Una ricetta uguale per tutti?
«Non sempre. Ad esempio, nel caso delle chiusure abbiamo sempre sostenuto, e continuiamo a farlo, che non possano essere generalizzate, ma debbano essere modulate in considerazione del diverso grado di rischio. Le vie dello shopping e del divertimento dei grandi centri urbani e gli esercizi che si trovano nei piccoli paesi o nelle aree rurali non possono in alcun modo essere messi sullo stesso piano. Ciò che risulta rischioso in città, non lo è in aperta campagna, dove spazi e organizzazione delle strutture consentono di servire pasti e accogliere clienti in sicurezza».
Molte aziende agricole fanno parte del circuito Horeca, in assoluto tra i più danneggiati dalla crisi di questi mesi.
«La sorte di queste imprese ci preoccupa moltissimo e stiamo facendo tutto il possibile perché si trovino delle soluzioni adeguate alla gravità della situazione. Pensiamo ai birrifici artigianali che non utilizzano i canali della grande distribuzione, ai produttori di latte che con i bar chiusi hanno visto crollare gli ordini, ai produttori di vino, a tutte quelle aziende agricole, tantissime, che lavorano a stretto contatto con chi somministra alimenti e bevande. Un intero comparto agro-alimentare in ginocchio per la contrazione delle forniture di cibo fresco e bevande “fuori casa”».
C’è bisogno di ripartire, in fretta.
«Dicendo che abbiamo bisogno di riaprire e lavorare, non vogliamo in alcun modo mettere in secondo piano l’importanza e la necessità di tutelare la salute in un momento del genere.

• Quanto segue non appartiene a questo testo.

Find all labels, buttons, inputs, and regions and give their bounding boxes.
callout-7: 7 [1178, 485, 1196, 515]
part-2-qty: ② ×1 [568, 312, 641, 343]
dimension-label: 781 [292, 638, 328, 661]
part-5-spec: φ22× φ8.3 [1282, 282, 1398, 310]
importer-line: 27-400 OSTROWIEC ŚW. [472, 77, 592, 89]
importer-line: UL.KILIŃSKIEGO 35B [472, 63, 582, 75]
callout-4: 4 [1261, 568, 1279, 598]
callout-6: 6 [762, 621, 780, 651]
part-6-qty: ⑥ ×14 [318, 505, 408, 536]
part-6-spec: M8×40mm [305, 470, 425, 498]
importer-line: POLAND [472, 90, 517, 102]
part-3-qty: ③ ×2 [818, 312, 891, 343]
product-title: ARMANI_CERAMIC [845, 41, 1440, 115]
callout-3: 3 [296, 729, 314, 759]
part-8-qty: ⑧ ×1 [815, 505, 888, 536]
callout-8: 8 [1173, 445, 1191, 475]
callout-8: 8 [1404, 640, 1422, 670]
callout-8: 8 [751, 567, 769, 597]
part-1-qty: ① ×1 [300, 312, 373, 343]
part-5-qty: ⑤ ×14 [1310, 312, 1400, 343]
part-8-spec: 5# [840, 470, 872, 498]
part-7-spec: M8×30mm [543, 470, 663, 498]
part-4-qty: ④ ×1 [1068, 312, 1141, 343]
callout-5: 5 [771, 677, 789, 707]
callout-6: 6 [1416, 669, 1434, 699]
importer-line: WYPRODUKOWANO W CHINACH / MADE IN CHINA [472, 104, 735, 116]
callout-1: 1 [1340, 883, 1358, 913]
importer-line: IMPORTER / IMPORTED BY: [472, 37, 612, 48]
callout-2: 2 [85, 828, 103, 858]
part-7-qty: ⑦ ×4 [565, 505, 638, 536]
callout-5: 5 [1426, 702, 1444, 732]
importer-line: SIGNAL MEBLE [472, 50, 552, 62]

Abbiamo molto rispetto per chi ha sofferto a causa del Covid-19 e confidiamo nei vaccini per lasciarci finalmente alle spalle questo lungo periodo di sacrifici e dolore. Ci auguriamo che il piano vaccini possa arrivare prestissimo ad essere davvero capillare, solo così potremo uscire da questo tunnel».
Le piaghe sanitarie si sono aggiunte a quelle croniche della fauna selvatica. Com’è la situazione?
«Le presenze di esemplari di fauna selvatica che scorrazzano nei campi coltivati si sono moltiplicate in modo esponenziale, soprattutto a causa dello stop alle attività di controllo e gestione nei mesi del lockdown. Da allora, non è stato assunto alcun provvedimento di urgenza che abbia potuto cercare di limitare il proliferare di questi animali. Caprioli e cinghiali continuano a devastare i campi, a distruggere i raccolti, a provocare incidenti e a crescere di numero».
Lavorare e vivere nelle aree rurali sta diventando difficile, soprattutto sul fronte dell’evoluzione tecnologica.
«Oggi tutti stiamo vivendo un momento poco favorevole, ma chi vive nelle aree rurali è ancora più penalizzato degli altri. Si pensi, ad esempio, alla mancanza di strumenti ormai essenziali, come la banda larga. Il mondo intero viaggia sulla rete. Dalla didattica a distanza alle prenotazioni, dagli acquisti ai pagamenti, siamo in grado di fare quasi tutto con un collegamento ad internet. Ma se questo manca, si viene per forza di cose tagliati fuori. Colmare il divario digitale che esiste tra le città e la campagna è fondamentale».
Come vede il futuro dell’agricoltura?
«Sicuramente più tecnologico e ancora più dinamico di quanto non sia già. Ci aspettiamo una riforma del Paese dal punto di vista digitale ed economico, che dia maggior forza anche al nostro settore».